Well you can't really hide the linked server, but when they try to use it, if their current login context doesn't have any permissions at the other end... –  Aaron Bertrand Jun 2 '13 at 17:35

1 Answer 1

There is no way to "hide" a linked server or prevent unauthorized users from trying to use it. All you can control is whether they actually have access on the other side. A linked server in and of itself is not an actual object; like a synonym, you don't grant access to the alias, just to the thing(s) it references.

Try it out, and you will see that some of your assumptions (e.g. that "a login ... can not see the linked server in object explorer") are false.

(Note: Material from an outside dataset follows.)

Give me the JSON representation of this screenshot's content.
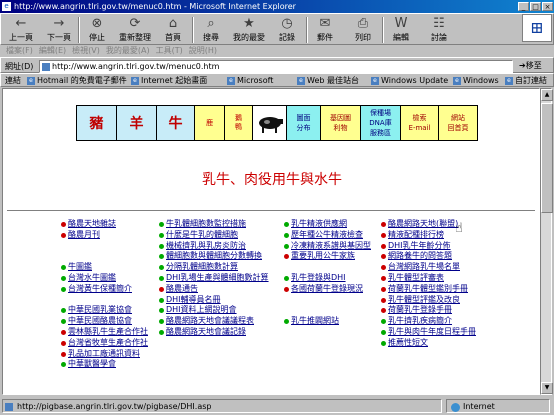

I did this:

  1. Created a login, and granted no privileges whatsoever, just CONNECT / public role.
  2. Created a linked server, and did not add this login to the list of logins.
  3. Opened a new instance of Management Studio, connecting with this login.
  4. I was able to see all linked servers under Server Objects > Linked Servers.
  5. I was also able to query sys.servers to see the list of linked servers.

I was able to run the following query no problem:

SELECT name FROM [linked server].master.sys.objects;

However I was unable to run queries against non-system databases, since I had not granted explicit access to any non-system database or the objects inside. E.g.:

SELECT SalesOrderID FROM [linked server].AdventureWorks2012.Sales.SalesOrderHeader;

Yielded this error:

Msg 7314, Level 16, State 1, Line 1
The OLE DB provider "SQLNCLI11" for linked server "linked server" does not contain the table ""AdventureWorks2012"."Sales"."SalesOrderHeader"". The table either does not exist or the current user does not have permissions on that table.

I expect that you can achieve more restrictive results by explicitly denying access to specific objects on the linked server (or by DENY CONNECT SQL to that login altogether), but this does not limit its effect to the linked server; it also affects direct connections.

In any case, I fail to see the point of what you're trying to accomplish:

  1. If the user doesn't have access on the other side, what is the harm in letting them try? (You might have better luck telling them not to and auditing them than trying to prevent them from trying in the first place.)
  2. If the user does have access on the other side, why can't they use the linked server?